Son investissement dans la Libération devient total lorsqu’il rejoint la deuxième division blindée de la France Libre en juillet 1942, dirigée par le général Philippe Leclerc de Hauteclocque, en tant que fusilier marin. Il effectue alors les différentes campagnes de la division puis débarque en Normandie en août 1944. Enfin en France ! Mais les réjouissances ne font que commencer : il faut encore se frayer un chemin pour atteindre Paris et reprendre le contrôle de la France entière. Le 25 août 1944, Paris est à eux ! Le Serment de Koufra n’est pour autant pas encore tenu : il reste encore à faire en sorte que « nos couleurs, nos belles couleurs, [flottent] sur la cathédrale de Strasbourg ». La deuxième division blindée de la France Libre pénètre finalement dans Strasbourg le 23 novembre 1944, et cette fois, cette fois seulement, la France est à eux.
En 1947, il se fiance à Henriette de Montalembert, avec qui il eut quatre fils : Charles, Yves, Jean et Pierre.
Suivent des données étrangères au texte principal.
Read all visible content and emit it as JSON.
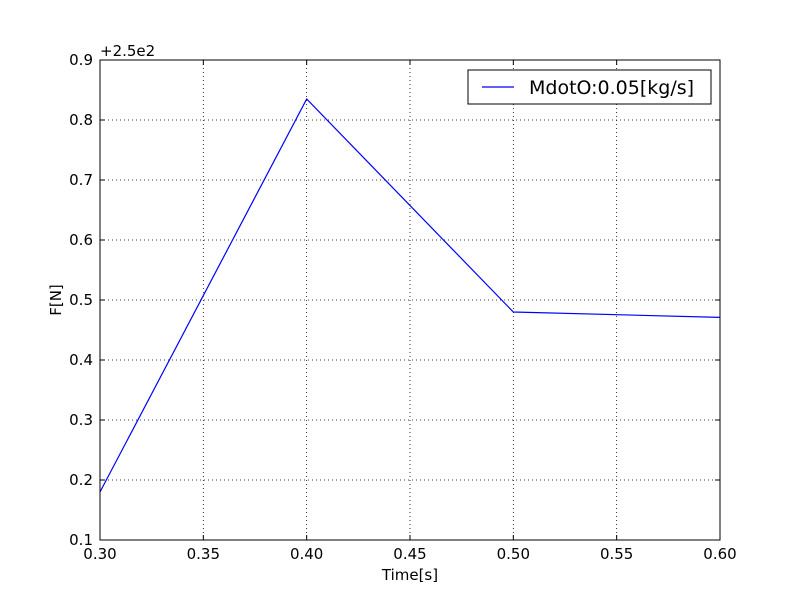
{
  "chart_data": {
    "type": "line",
    "xlabel": "Time[s]",
    "ylabel": "F[N]",
    "y_offset_label": "+2.5e2",
    "xlim": [
      0.3,
      0.6
    ],
    "ylim": [
      0.1,
      0.9
    ],
    "xticks": [
      "0.30",
      "0.35",
      "0.40",
      "0.45",
      "0.50",
      "0.55",
      "0.60"
    ],
    "yticks": [
      "0.1",
      "0.2",
      "0.3",
      "0.4",
      "0.5",
      "0.6",
      "0.7",
      "0.8",
      "0.9"
    ],
    "grid": true,
    "legend_position": "top-right",
    "series": [
      {
        "name": "MdotO:0.05[kg/s]",
        "color": "#0000ff",
        "x": [
          0.3,
          0.4,
          0.5,
          0.6
        ],
        "y": [
          0.18,
          0.835,
          0.48,
          0.471
        ]
      }
    ]
  }
}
Alors en service, il sert aux guerres d’Indochine puis d’Algérie.
Par peur de népotisme de la part de son père, Philippe de Gaulle n’est pas fait Compagnon de la Libération. En effet, ne souhaitant pas être accusé de favoritisme, Charles de Gaulle prend la décision de ne pas décorer son fils. Après la guerre, il se fait des plus discret sur la scène nationale, préférant se passionner pour sa carrière dans la Marine nationale. Il devient lieutenant de vaisseau en 1948, capitaine de corvette en 1956, contre-amiral en 1971 – et nommé responsable d’une escadre de l’armée française à Amsterdam – puis devient enfin amiral en 1980. Sa carrière prend fin en 1982 lorsqu’il est admis à la retraite.
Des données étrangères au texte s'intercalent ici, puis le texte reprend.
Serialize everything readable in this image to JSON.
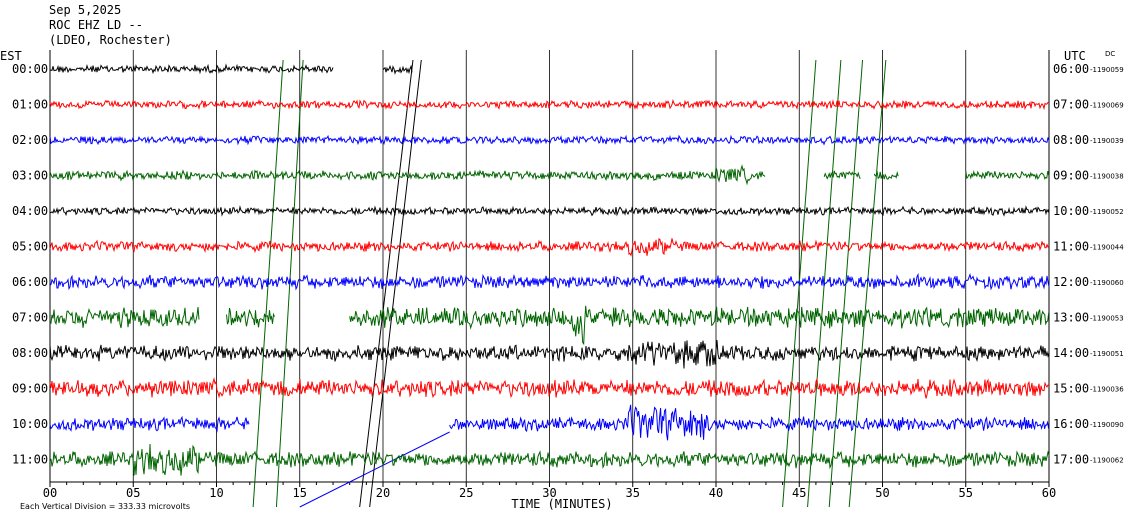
{
  "header": {
    "date": "Sep 5,2025",
    "station": "ROC EHZ LD --",
    "network": "(LDEO, Rochester)"
  },
  "chart_data": {
    "type": "line",
    "left_zone": "EST",
    "right_zone": "UTC",
    "dc_label": "DC",
    "xlabel": "TIME (MINUTES)",
    "xlim": [
      0,
      60
    ],
    "x_ticks": [
      "00",
      "05",
      "10",
      "15",
      "20",
      "25",
      "30",
      "35",
      "40",
      "45",
      "50",
      "55",
      "60"
    ],
    "scale_note": "Each Vertical Division =  333.33 microvolts",
    "colors": [
      "#000000",
      "#ff0000",
      "#0000ff",
      "#006400"
    ],
    "rows": [
      {
        "est": "00:00",
        "utc": "06:00",
        "dc": "-1190059",
        "amp": 0.35,
        "segments": [
          [
            0,
            17
          ],
          [
            20,
            21.8
          ]
        ]
      },
      {
        "est": "01:00",
        "utc": "07:00",
        "dc": "-1190069",
        "amp": 0.35,
        "segments": [
          [
            0,
            60
          ]
        ]
      },
      {
        "est": "02:00",
        "utc": "08:00",
        "dc": "-1190039",
        "amp": 0.35,
        "segments": [
          [
            0,
            60
          ]
        ]
      },
      {
        "est": "03:00",
        "utc": "09:00",
        "dc": "-1190038",
        "amp": 0.4,
        "segments": [
          [
            0,
            43
          ],
          [
            46.5,
            48.7
          ],
          [
            49.5,
            51
          ],
          [
            55,
            60
          ]
        ]
      },
      {
        "est": "04:00",
        "utc": "10:00",
        "dc": "-1190052",
        "amp": 0.35,
        "segments": [
          [
            0,
            60
          ]
        ]
      },
      {
        "est": "05:00",
        "utc": "11:00",
        "dc": "-1190044",
        "amp": 0.45,
        "segments": [
          [
            0,
            60
          ]
        ]
      },
      {
        "est": "06:00",
        "utc": "12:00",
        "dc": "-1190060",
        "amp": 0.6,
        "segments": [
          [
            0,
            60
          ]
        ]
      },
      {
        "est": "07:00",
        "utc": "13:00",
        "dc": "-1190053",
        "amp": 0.9,
        "segments": [
          [
            0,
            9
          ],
          [
            10.6,
            13.5
          ],
          [
            18,
            60
          ]
        ]
      },
      {
        "est": "08:00",
        "utc": "14:00",
        "dc": "-1190051",
        "amp": 0.7,
        "segments": [
          [
            0,
            60
          ]
        ]
      },
      {
        "est": "09:00",
        "utc": "15:00",
        "dc": "-1190036",
        "amp": 0.8,
        "segments": [
          [
            0,
            60
          ]
        ]
      },
      {
        "est": "10:00",
        "utc": "16:00",
        "dc": "-1190090",
        "amp": 0.6,
        "segments": [
          [
            0,
            12
          ],
          [
            24,
            60
          ]
        ]
      },
      {
        "est": "11:00",
        "utc": "17:00",
        "dc": "-1190062",
        "amp": 0.7,
        "segments": [
          [
            0,
            60
          ]
        ]
      }
    ],
    "events": [
      {
        "row": 7,
        "start": 31.3,
        "end": 32.2,
        "scale": 3.5
      },
      {
        "row": 8,
        "start": 34.5,
        "end": 40.5,
        "scale": 1.8
      },
      {
        "row": 10,
        "start": 34.5,
        "end": 39.5,
        "scale": 2.6
      },
      {
        "row": 11,
        "start": 5,
        "end": 9,
        "scale": 2.0
      },
      {
        "row": 5,
        "start": 34.5,
        "end": 37.5,
        "scale": 1.8
      },
      {
        "row": 3,
        "start": 40,
        "end": 42,
        "scale": 2.0
      }
    ]
  }
}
Retraité de l’armée mais toujours déterminé à servir, il s’engage en politique et est élu sénateur de Paris le 28 septembre 1986, et ce jusqu’en 2004. Parallèlement, il veille à l’entretien de la mémoire gaullienne en tant que « fils ébloui » comme il aimait dire. Il publie ses Mémoires accessoires en deux tomes de 1997 à 2000, mais c’est l’ouvrage relatant son entretien avec Michel Tauriac qui reste relativement connu : intitulé De Gaulle mon père, le dialogue sur sa relation avec son père est publié en deux tomes de 2003 à 2004. Contre toute attente, le livre est un succès en librairie.
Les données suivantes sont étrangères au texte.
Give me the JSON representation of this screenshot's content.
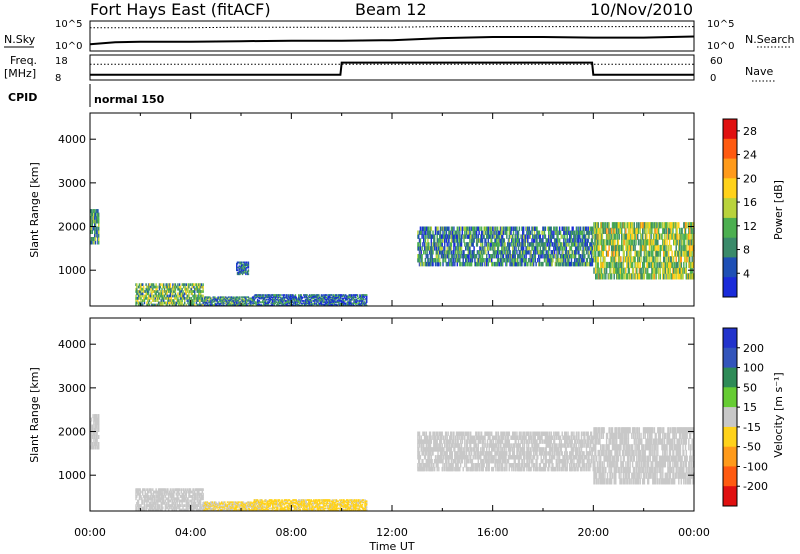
{
  "title": {
    "radar": "Fort Hays East (fitACF)",
    "beam": "Beam 12",
    "date": "10/Nov/2010"
  },
  "labels": {
    "nsky": "N.Sky",
    "nsearch": "N.Search",
    "freq": "Freq.",
    "freq_unit": "[MHz]",
    "nave": "Nave",
    "cpid": "CPID",
    "cpid_value": "normal 150",
    "x_axis": "Time UT",
    "y_axis": "Slant Range [km]",
    "power_cb": "Power [dB]",
    "velocity_cb": "Velocity [m s⁻¹]"
  },
  "noise_panel": {
    "left_ticks": [
      "10^5",
      "10^0"
    ],
    "right_ticks": [
      "10^5",
      "10^0"
    ]
  },
  "freq_panel": {
    "left_ticks": [
      "18",
      "8"
    ],
    "right_ticks": [
      "60",
      "0"
    ]
  },
  "colors": {
    "power": [
      "#1a2bd9",
      "#1e4fb5",
      "#3a8a6a",
      "#4caf50",
      "#b9d33c",
      "#ffd21a",
      "#ff9a1a",
      "#ff5a10",
      "#e01010"
    ],
    "velocity": [
      "#2233cc",
      "#3355bb",
      "#2e8b57",
      "#66cc33",
      "#c8c8c8",
      "#ffd21a",
      "#ff9a1a",
      "#ff5a10",
      "#e01010"
    ]
  },
  "chart_data": [
    {
      "type": "line",
      "name": "noise-panel",
      "x": [
        0,
        1,
        2,
        4,
        6,
        8,
        10,
        12,
        14,
        16,
        18,
        20,
        22,
        24
      ],
      "series": [
        {
          "name": "N.Sky",
          "values": [
            0.9,
            1.3,
            1.4,
            1.4,
            1.5,
            1.6,
            1.6,
            1.7,
            2.1,
            2.3,
            2.3,
            2.2,
            2.2,
            2.4
          ]
        },
        {
          "name": "N.Search",
          "values": [
            4.1,
            4.1,
            4.1,
            4.1,
            4.2,
            4.2,
            4.2,
            4.2,
            4.3,
            4.3,
            4.3,
            4.3,
            4.3,
            4.3
          ]
        }
      ],
      "xlim": [
        0,
        24
      ]
    },
    {
      "type": "line",
      "name": "frequency-panel",
      "x": [
        0,
        9.95,
        10,
        19.95,
        20,
        24
      ],
      "series": [
        {
          "name": "Freq.",
          "values": [
            10.6,
            10.6,
            16.7,
            16.7,
            10.6,
            10.6
          ]
        },
        {
          "name": "Nave",
          "values": [
            47,
            47,
            47,
            47,
            47,
            47
          ]
        }
      ],
      "xlim": [
        0,
        24
      ]
    },
    {
      "type": "heatmap",
      "name": "power-panel",
      "xlabel": "Time UT",
      "ylabel": "Slant Range [km]",
      "xlim": [
        0,
        24
      ],
      "ylim": [
        180,
        4600
      ],
      "x_ticks": [
        "00:00",
        "04:00",
        "08:00",
        "12:00",
        "16:00",
        "20:00",
        "00:00"
      ],
      "y_ticks": [
        1000,
        2000,
        3000,
        4000
      ],
      "colorbar": {
        "label": "Power [dB]",
        "ticks": [
          4,
          8,
          12,
          16,
          20,
          24,
          28
        ],
        "range": [
          0,
          30
        ]
      },
      "regions": [
        {
          "t0": 0.0,
          "t1": 0.35,
          "r0": 1600,
          "r1": 2400,
          "value": 10
        },
        {
          "t0": 1.8,
          "t1": 4.5,
          "r0": 180,
          "r1": 700,
          "value": 12
        },
        {
          "t0": 4.5,
          "t1": 6.5,
          "r0": 180,
          "r1": 400,
          "value": 8
        },
        {
          "t0": 5.8,
          "t1": 6.3,
          "r0": 900,
          "r1": 1200,
          "value": 6
        },
        {
          "t0": 6.5,
          "t1": 11.0,
          "r0": 180,
          "r1": 450,
          "value": 6
        },
        {
          "t0": 13.0,
          "t1": 20.0,
          "r0": 1100,
          "r1": 2000,
          "value": 8
        },
        {
          "t0": 20.0,
          "t1": 24.0,
          "r0": 800,
          "r1": 2100,
          "value": 14
        }
      ]
    },
    {
      "type": "heatmap",
      "name": "velocity-panel",
      "xlabel": "Time UT",
      "ylabel": "Slant Range [km]",
      "xlim": [
        0,
        24
      ],
      "ylim": [
        180,
        4600
      ],
      "x_ticks": [
        "00:00",
        "04:00",
        "08:00",
        "12:00",
        "16:00",
        "20:00",
        "00:00"
      ],
      "y_ticks": [
        1000,
        2000,
        3000,
        4000
      ],
      "colorbar": {
        "label": "Velocity [m s⁻¹]",
        "ticks": [
          200,
          100,
          50,
          15,
          -15,
          -50,
          -100,
          -200
        ],
        "range": [
          -250,
          250
        ]
      },
      "regions": [
        {
          "t0": 0.0,
          "t1": 0.35,
          "r0": 1600,
          "r1": 2400,
          "value": 0
        },
        {
          "t0": 1.8,
          "t1": 4.5,
          "r0": 180,
          "r1": 700,
          "value": 0
        },
        {
          "t0": 4.5,
          "t1": 6.5,
          "r0": 180,
          "r1": 400,
          "value": -30
        },
        {
          "t0": 6.5,
          "t1": 11.0,
          "r0": 180,
          "r1": 450,
          "value": -40
        },
        {
          "t0": 13.0,
          "t1": 20.0,
          "r0": 1100,
          "r1": 2000,
          "value": 0
        },
        {
          "t0": 20.0,
          "t1": 24.0,
          "r0": 800,
          "r1": 2100,
          "value": 0
        }
      ]
    }
  ]
}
Le temps avançant, Philippe de Gaulle se fait de plus en plus discret. Ce n’est qu’en 2019 qu’il est convié à l’Assemblée nationale pour inaugurer une stèle en son honneur, célébrant un “moment d’histoire” comme il y est inscrit, et témoignant de la libération du Palais Bourbon, siège de l’institution phare de la République.
C’est un homme de convictions et de valeurs qui s’en est allé, laissant l’héritage gaullien comme illustre mission à ses fils. Pour le meilleur et pour le pire, Philippe de Gaulle était l’éternel « fils de… », ce qui fut l’essence d’une grande frustration tout au long de sa carrière, mais également une mission de préserver et d’entretenir l’héritage bientôt séculaire qu’a laissé son père. Pourtant, Philippe de Gaulle n’a rien à envier à son père : il fut un militaire talentueux, un résistant acharné, « un père formidable et un grand Français », selon les mots de son fils cadet Pierre de Gaulle.